A January 11 National Review Online (NRO) column by Donald Luskin, NRO financial contributing editor and chief investment officer of Trend Macrolytics, LLC, falsely blamed the Social Security system for overall fiscal shortfalls of the federal government. He claimed that a "Social Security crisis" will begin in the year 2009, not because there will be any shortfall in that program, but because that is the year when the annual surplus in the Social Security trust fund -- the revenue it receives above the benefits it pays out over the course of the year -- is expected to begin to shrink. In other words, according to Luskin, this so-called "crisis" will exist in the system even though the size of the trust fund, which under current law is the amount of money available to pay current Social Security beneficiaries, will continue to grow.

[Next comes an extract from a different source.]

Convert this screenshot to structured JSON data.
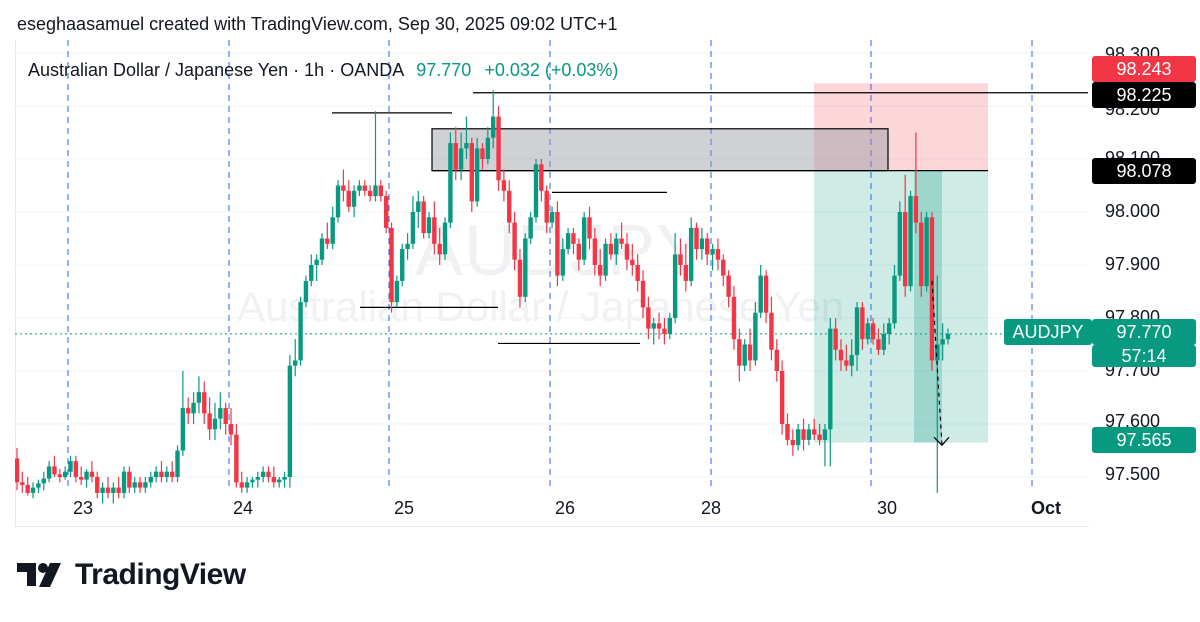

To justify this claim of a "crisis," Luskin wrote:
According to the latest annual report of the Trustees of the Social Security Trust Funds, the surplus in 2004 was $64.4 billion dollars. It will be higher this year -- at $87.7 billion. The surplus will keep getting bigger and bigger through 2008, when it will reach $108 billion. Each year, that's more and more money that the federal government won't have to raise from the world capital markets. It's a captive audience of bond buyers -- and a growing one.
But in 2009, just 5 years from now, the surplus will start to shrink. In 2009 it will fall to $103.7 billion, and in that year the federal government will have to go to the capital markets to raise $4.3 billion that it didn't have to raise the year before. That's not a lot of money in the grand governmental scheme of things. But it's an important turning point for Social Security -- it's the year the crisis begins.
Luskin is asserting that because what is commonly known as the "general fund" -- out of which non-Social Security expenditures by the federal government are paid -- is projected to run large and persistent deficits, and because some of these deficits are financed by borrowing from the Social Security trust fund, Social Security will be in "crisis" as soon the amount of federal deficits that can be financed in this way begins to shrink. According to Luskin, "Social Security will start to become a drag on the budget of the federal government in 2009" simply because it is predicted to offset the deficit of the rest of the federal government by a somewhat smaller amount than previously.
So, following Luskin's logic, if your brother lends you $1,000 this month, but can lend you only $800 next month, he will have become a "drag" on your finances.